The USS Constitution Museum's three year endeavor turned into a bigger project than anticipated, and the process of finding answers much more rewarding. The Family Learning Project has guided museum leadership to enact a new strategy where the museum aims to provide a hands-on, minds-on environment where intergenerational groups seeking an enjoyable, educational experience can have fun and learn as they explore history together.
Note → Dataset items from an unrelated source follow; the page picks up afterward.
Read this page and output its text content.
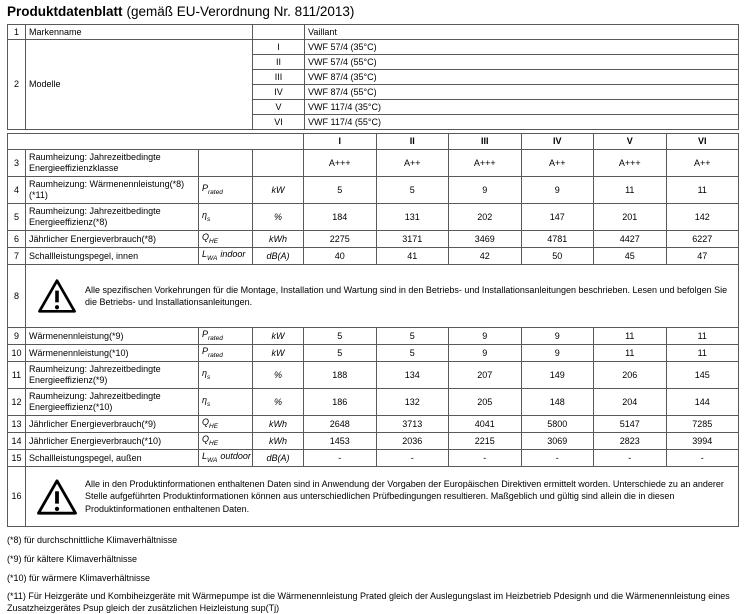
Produktdatenblatt (gemäß EU-Verordnung Nr. 811/2013)
1	Markenname		Vaillant
2	Modelle	I	VWF 57/4 (35°C)
		II	VWF 57/4 (55°C)
		III	VWF 87/4 (35°C)
		IV	VWF 87/4 (55°C)
		V	VWF 117/4 (35°C)
		VI	VWF 117/4 (55°C)
				I	II	III	IV	V	VI
3	Raumheizung: Jahrezeitbedingte Energieeffizienzklasse			A+++	A++	A+++	A++	A+++	A++
4	Raumheizung: Wärmenennleistung(*8) (*11)	$P_{rated}$	kW	5	5	9	9	11	11
5	Raumheizung: Jahrezeitbedingte Energieeffizienz(*8)	$\eta_s$	%	184	131	202	147	201	142
6	Jährlicher Energieverbrauch(*8)	$Q_{HE}$	kWh	2275	3171	3469	4781	4427	6227
7	Schallleistungspegel, innen	$L_{WA}$ indoor	dB(A)	40	41	42	50	45	47
8	Alle spezifischen Vorkehrungen für die Montage, Installation und Wartung sind in den Betriebs- und Installationsanleitungen beschrieben. Lesen und befolgen Sie die Betriebs- und Installationsanleitungen.								

9	Wärmenennleistung(*9)	$P_{rated}$	kW	5	5	9	9	11	11
10	Wärmenennleistung(*10)	$P_{rated}$	kW	5	5	9	9	11	11
11	Raumheizung: Jahrezeitbedingte Energieeffizienz(*9)	$\eta_s$	%	188	134	207	149	206	145
12	Raumheizung: Jahrezeitbedingte Energieeffizienz(*10)	$\eta_s$	%	186	132	205	148	204	144
13	Jährlicher Energieverbrauch(*9)	$Q_{HE}$	kWh	2648	3713	4041	5800	5147	7285
14	Jährlicher Energieverbrauch(*10)	$Q_{HE}$	kWh	1453	2036	2215	3069	2823	3994
15	Schallleistungspegel, außen	$L_{WA}$ outdoor	dB(A)	-	-	-	-	-	-
16	Alle in den Produktinformationen enthaltenen Daten sind in Anwendung der Vorgaben der Europäischen Direktiven ermittelt worden. Unterschiede zu an anderer Stelle aufgeführten Produktinformationen können aus unterschiedlichen Prüfbedingungen resultieren. Maßgeblich und gültig sind allein die in diesen Produktinformationen enthaltenen Daten.								
(*8) für durchschnittliche Klimaverhältnisse
(*9) für kältere Klimaverhältnisse
(*10) für wärmere Klimaverhältnisse
(*11) Für Heizgeräte und Kombiheizgeräte mit Wärmepumpe ist die Wärmenennleistung Prated gleich der Auslegungslast im Heizbetrieb Pdesignh und die Wärmenennleistung eines Zusatzheizgerätes Psup gleich der zusätzlichen Heizleistung sup(Tj)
Today, the USS Constitution Museum's Family Learning Project continues with support of another IMLS 21st Century Museum Professionals grant to help history museums Engage Families through exhibitions and programs.
Make sure you revisit the Family Learning Forum Web site often as it is frequently being updated with new presentations, articles and the promise of 100 successful family programs posted by 2011 - and don't forget to check if a USS Constitution Museum Family Learning Workshop is coming soon to a town near you!